In a scheduled announcement on April 21, 2021, the Bank of Canada kept its target for the overnight lending rate at its effective lower bound of 0.25%. While the Bank once again signaled it will continue to keep rates low until economic slack is absorbed and inflation is sustainably back to its 2% target, the goalposts for those appear to have been moved forward slightly.
The Bank has started to taper its quantitative easing (QE) program, moving from $4 billion to $3 billion in net purchases of Government of Canada bonds per week. If eventual higher interest rates can be thought of as tapping the brakes on the economy, then the tapering of the QE program can be thought of as starting to ease up on the gas.
The Bank noted while the outlook has improved for both the global and Canadian economies, these had also become more uneven and uncertain around COVID-19 outbreaks, variants of concern, and vaccine rollouts. The Bank pointed out, “the global recovery has lifted commodity prices, including oil, contributing to the strength of the Canadian dollar.”
The Bank said it’s keeping a close eye on rising home prices across Canada, acknowledging this trend is the result of very strong demand running up against extremely limited supply. While this is expected to moderate in time, housing was the component of GDP most upwardly revised in the Bank’s most recent forecast, expected to add 1.9% or almost a third of the forecast 6.5% rebound in economic growth this year.
Looking ahead, along with the strength in housing, the Bank also expects consumption in Canada to rebound strongly later this year “as vaccines roll out and the economy reopens.” This is expected to continue out to the Bank’s forecast horizon out to the end of 2023.
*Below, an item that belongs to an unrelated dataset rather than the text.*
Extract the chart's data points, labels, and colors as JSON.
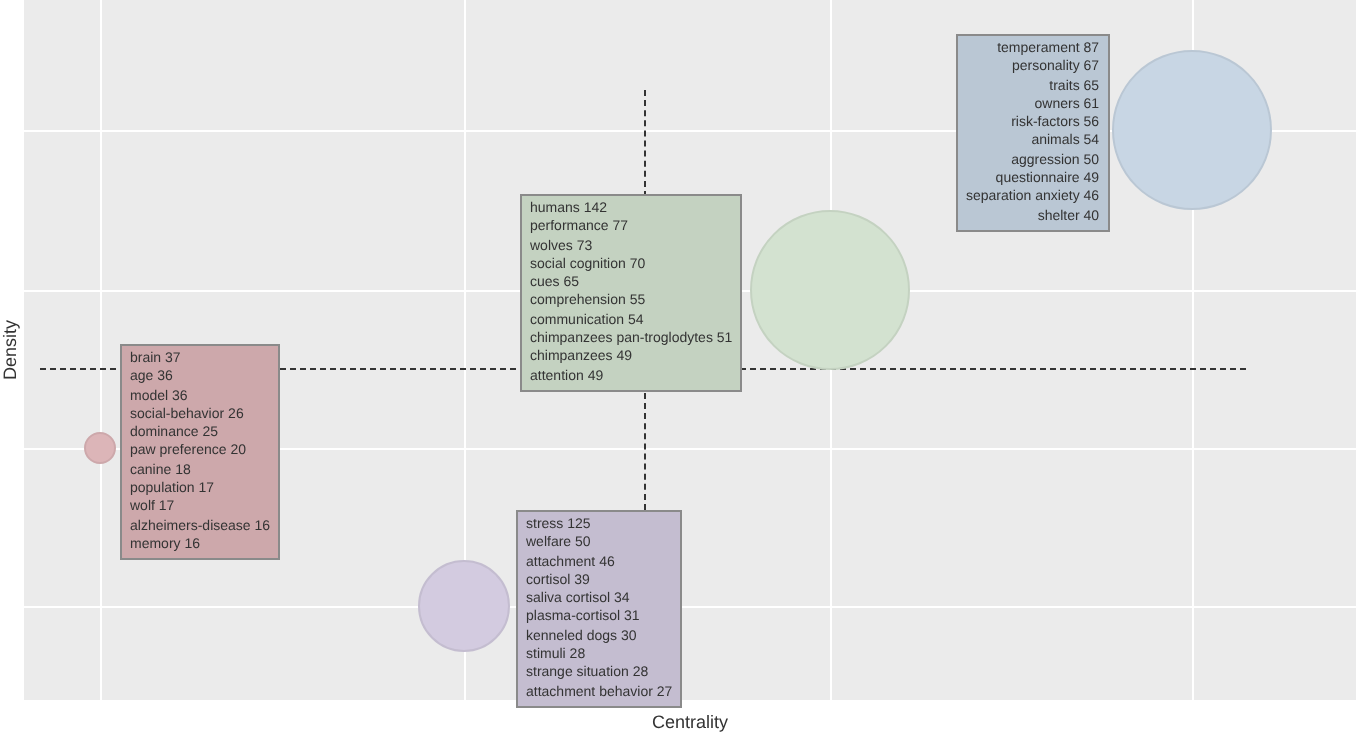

Even so, it will take time for the slack in the economy created by the pandemic to be absorbed, especially now that the Bank has “revised up its estimate of potential output in light of greater resilience to the pandemic and accelerated digitalization.” That means the bar for full capacity that we are moving towards has just been raised.
That revision to the estimate of potential output notwithstanding, the Bank thinks we’ll get there a little sooner than it did a few months ago. Previously, the Bank had anticipated slack in the economy would be absorbed and inflation would return to 2% on a sustained basis in 2023. It’s now projecting this will happen “sometime in the second half of 2022.”
With the QE program beginning to wind down and the goalposts for an economy at full capacity moving forward, the bottom line is higher interest rates could come sooner than previously expected, though they remain more than a year away at this point.
As of April 14, 2021, the benchmark five-year lending rate was 4.79%. All mortgage applicants must qualify for financing based on an interest rate no less than the benchmark five-year lending rate, even if the mortgage is for less than five years. The Office of Superintendent of Financial Institutions consultations are currently underway to raise that qualifying rate to 5.25% in the uninsured mortgage space.
Canada’s major chartered banks are currently advertising five-year fixed mortgage special interest rates of around 2.14%. Home buyers can often negotiate the interest rate for mortgage financing based on their creditworthiness and the degree to which they do other banking business with the mortgage lender.
The Bank of Canada’s next scheduled interest rate announcement will be on June 9, 2021. The next full update of the Bank’s outlook for the economy and inflation, including risks to the projection, will be published in its Monetary Policy Report on July 14, 2021.